The neuroscience of better negotiation

MRI scan of the brain

Whether you’re flying four hundred thousand miles to stop the proliferation of nuclear weapons or trying to cut a better deal, the principles of negotiation are the same – meticulous research and preparation, patience, grit and a bit of neuroscience.

Successful negotiation is subtle, intuitive and complex – it’s emotional chess.

As Daniel Kahneman explains in Thinking, Fast and Slow, the slow, logical thinking – ‘System 2’ – that we usually try to employ in negotiation is actually less effective than the fast, intuitive thinking – ‘System 1’ – we tend to avoid.

So here are two ways to tap into your System 1 and use neuroscience to give you the edge in your negotiations.

Loss and reward

We are highly motivated to avoid loss.

In legal mediation, conventional wisdom says that you should threaten to terminate negotiation and take your action to trial to force the other side to reconsider your deal and to make your offer seem more attractive.

But the science says otherwise.

Using functional magnetic resonance imaging (fMRI), a team at the University of California, Los Angeles (UCLA) found that when the brain was exposed to a ‘reward’, the areas of the brain associated with pleasure were activated. But when participants were exposed to a ‘loss’, they exhibited reduced activity in these same gain-sensitive regions of the brain.

So threatening to end negotiations might, in fact, diminish your counterpart’s ability to appreciate the value of your offer.

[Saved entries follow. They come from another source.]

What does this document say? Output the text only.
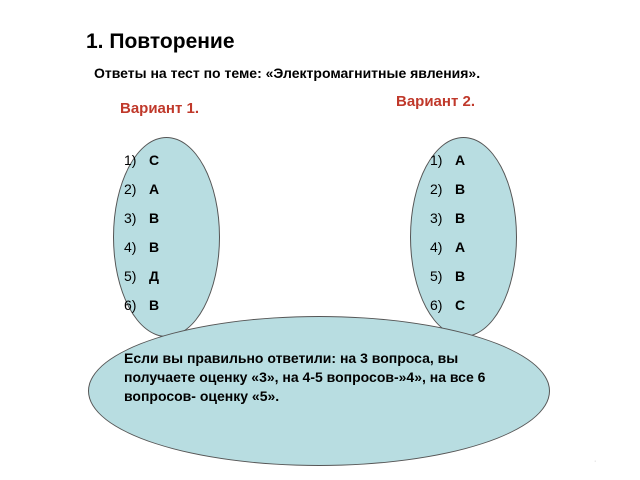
1. Повторение
Ответы на тест по теме: «Электромагнитные явления».
Вариант 1.	Вариант 2.
1) С
2) А
3) В
4) В
5) Д
6) В
1) А
2) В
3) В
4) А
5) В
6) С
Если вы правильно ответили: на 3 вопроса, вы получаете оценку «3», на 4-5 вопросов-»4», на все 6 вопросов- оценку «5».
·
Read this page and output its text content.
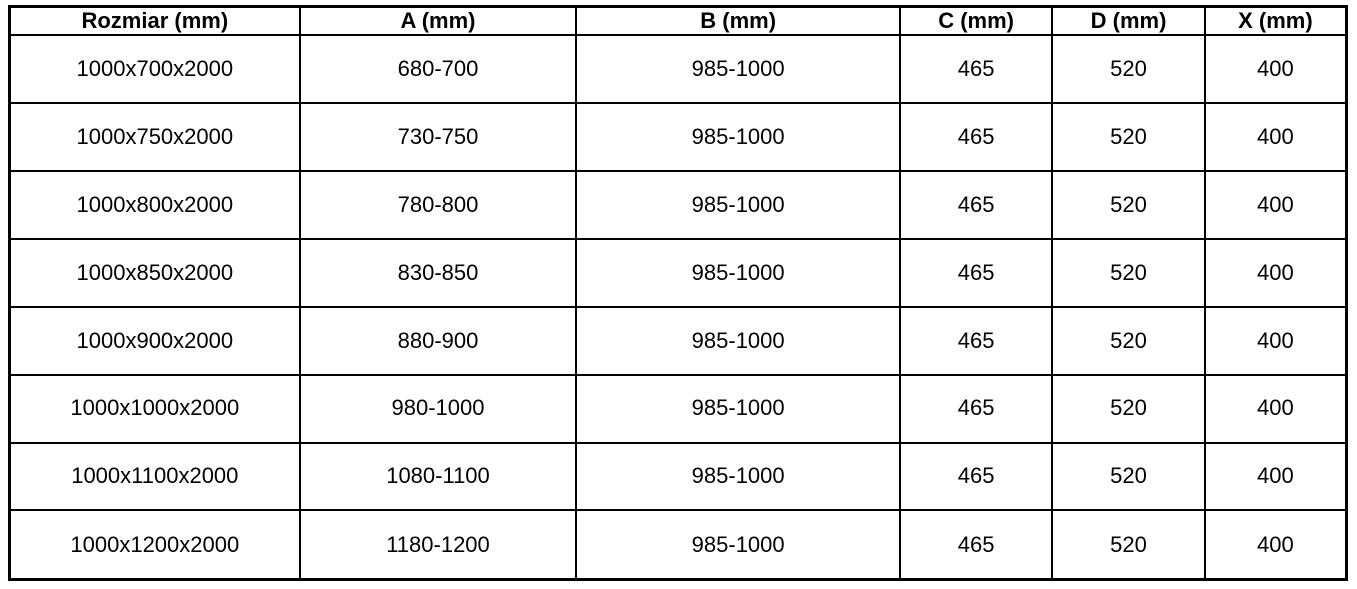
Rozmiar (mm)	A (mm)	B (mm)	C (mm)	D (mm)	X (mm)
1000x700x2000	680-700	985-1000	465	520	400
1000x750x2000	730-750	985-1000	465	520	400
1000x800x2000	780-800	985-1000	465	520	400
1000x850x2000	830-850	985-1000	465	520	400
1000x900x2000	880-900	985-1000	465	520	400
1000x1000x2000	980-1000	985-1000	465	520	400
1000x1100x2000	1080-1100	985-1000	465	520	400
1000x1200x2000	1180-1200	985-1000	465	520	400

Instead, start negotiations by going for the low-hanging fruit. If you both agree on some smaller points early on, neither side will want to jeopardise the progress made, encouraging a deal that benefits you both.

Focused but flexible

Going into a negotiation with a concrete idea of what you want sounds like a good idea, but it can actually weaken your negotiating skills.

Your concentration is a limited resource, and holding such a fixed outcome in your working memory uses up a lot of it. This cripples your ability to collaborate or see the problem from the other side’s perspective.

In practical terms, this means that you lose the off-the-cuff creativity and flexibility needed in any successful negotiation.

Of course, it’s important to pin down and put across your side’s general interests, using objective evidence and reasoning to back up your points, but becoming too charmed by your own arguments can blind you to a better deal, say researchers at UCLA and MIT. You need to stay focused while keeping your eyes and ears open.